If you have social media accounts and want to protect yourself from possible hacker attacks on these sites, you have come to the right place. Here are 5 ways to protect your personal information on social media.

Source: https://www. digitalinformationworld. NS. . .

Beware of public Wi-Fi networks that do not require a password.

Of course, public Wi-Fi networks are great. They are free and easily accessible. You can quickly find them in almost any restaurant or cafe in the city. But are they in faith? Some like that, some not. How to understand the difference? For example, public Wi-Fi networks that do not require a random password may be at risk. Hackers can simply use these networks to obtain personal information such as usernames and passwords. This is exactly why you should avoid using a public Wi-Fi network to browse social media sites.

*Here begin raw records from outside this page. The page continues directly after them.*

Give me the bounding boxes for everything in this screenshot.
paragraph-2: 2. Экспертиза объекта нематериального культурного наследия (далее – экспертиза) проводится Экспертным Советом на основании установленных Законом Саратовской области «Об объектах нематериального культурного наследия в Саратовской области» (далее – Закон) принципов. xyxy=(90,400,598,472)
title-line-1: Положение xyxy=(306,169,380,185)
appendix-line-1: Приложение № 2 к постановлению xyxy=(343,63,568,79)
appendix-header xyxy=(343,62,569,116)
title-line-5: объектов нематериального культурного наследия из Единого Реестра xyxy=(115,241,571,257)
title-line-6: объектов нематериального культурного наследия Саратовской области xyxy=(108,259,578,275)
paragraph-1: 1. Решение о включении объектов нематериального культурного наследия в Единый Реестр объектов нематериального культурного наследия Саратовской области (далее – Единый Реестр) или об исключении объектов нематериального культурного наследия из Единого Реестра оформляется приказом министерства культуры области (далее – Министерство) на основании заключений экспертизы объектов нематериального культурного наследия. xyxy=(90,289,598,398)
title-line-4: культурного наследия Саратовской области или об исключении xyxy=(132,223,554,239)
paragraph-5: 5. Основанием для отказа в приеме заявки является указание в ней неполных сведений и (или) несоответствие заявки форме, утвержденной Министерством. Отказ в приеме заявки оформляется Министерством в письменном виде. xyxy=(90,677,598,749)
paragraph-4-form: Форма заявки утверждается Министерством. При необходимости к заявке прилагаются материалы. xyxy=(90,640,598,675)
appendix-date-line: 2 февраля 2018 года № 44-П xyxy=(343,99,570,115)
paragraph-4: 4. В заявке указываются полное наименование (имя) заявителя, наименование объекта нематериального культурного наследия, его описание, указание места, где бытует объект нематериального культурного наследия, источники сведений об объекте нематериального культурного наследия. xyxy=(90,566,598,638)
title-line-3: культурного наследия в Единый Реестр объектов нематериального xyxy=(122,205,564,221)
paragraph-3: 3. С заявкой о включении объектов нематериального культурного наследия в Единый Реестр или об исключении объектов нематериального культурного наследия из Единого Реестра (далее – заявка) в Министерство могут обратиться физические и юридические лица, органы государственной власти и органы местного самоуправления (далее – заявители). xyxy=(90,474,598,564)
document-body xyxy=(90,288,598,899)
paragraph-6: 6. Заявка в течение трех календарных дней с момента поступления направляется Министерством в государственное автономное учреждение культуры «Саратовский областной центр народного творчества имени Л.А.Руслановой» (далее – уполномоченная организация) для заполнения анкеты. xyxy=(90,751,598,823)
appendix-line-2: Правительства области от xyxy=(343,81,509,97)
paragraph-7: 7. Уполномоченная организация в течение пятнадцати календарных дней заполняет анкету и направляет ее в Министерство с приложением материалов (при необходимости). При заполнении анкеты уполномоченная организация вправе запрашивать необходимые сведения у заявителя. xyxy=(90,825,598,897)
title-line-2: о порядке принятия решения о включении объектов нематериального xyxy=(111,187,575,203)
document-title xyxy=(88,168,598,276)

Use two-factor authentication when logging into your social media accounts.

This is by far one of the best ways to preserve any personal data you may have on these sites. Two-factor authentication is a good and recommended practice because even if a malicious person hacks your email or social media account, they cannot log into the profile without the code sent to your phone.

Therefore, if you have your phone with you, it is not possible for someone to log into your social media account and steal your personal information or identity. It is therefore reasonable to use two-factor authentication. If you randomly receive a code, but you are not logged into your social media account, it means that someone is trying to hack you. This is when you need to change your password.

Do not open suspicious relationships.

Sometimes, you may stumble upon a virus circulating on social media sending dubious contacts on your friends’ name. When this happens, you will receive a notification containing a suspicious contact. You might get it from a friend or a stranger, and they’ll likely have a sensational title saying you “must see” something. Even if you want to open it, make sure you don’t.

Suspicious contacts often contain malicious software that will damage your computer or steal personal information you have stored in your social media account. Even if you got this link from a close friend, it doesn’t mean they sent it. They may be the victim of a hacker attack and the hacker is trying to infect your smartphone or computer with a virus. Talk to your friend and ignore the relationship if he or she hasn’t sent it.

Do not use a password related to your interests.

If you’re posting a lot of things related to your interests, make sure you use a password that has nothing to do with the content you’re posting. If a hacker is targeting you, they first look at your posts and interests. This is where they will try to find your password. Make sure you don’t present them with your password on a silver platter.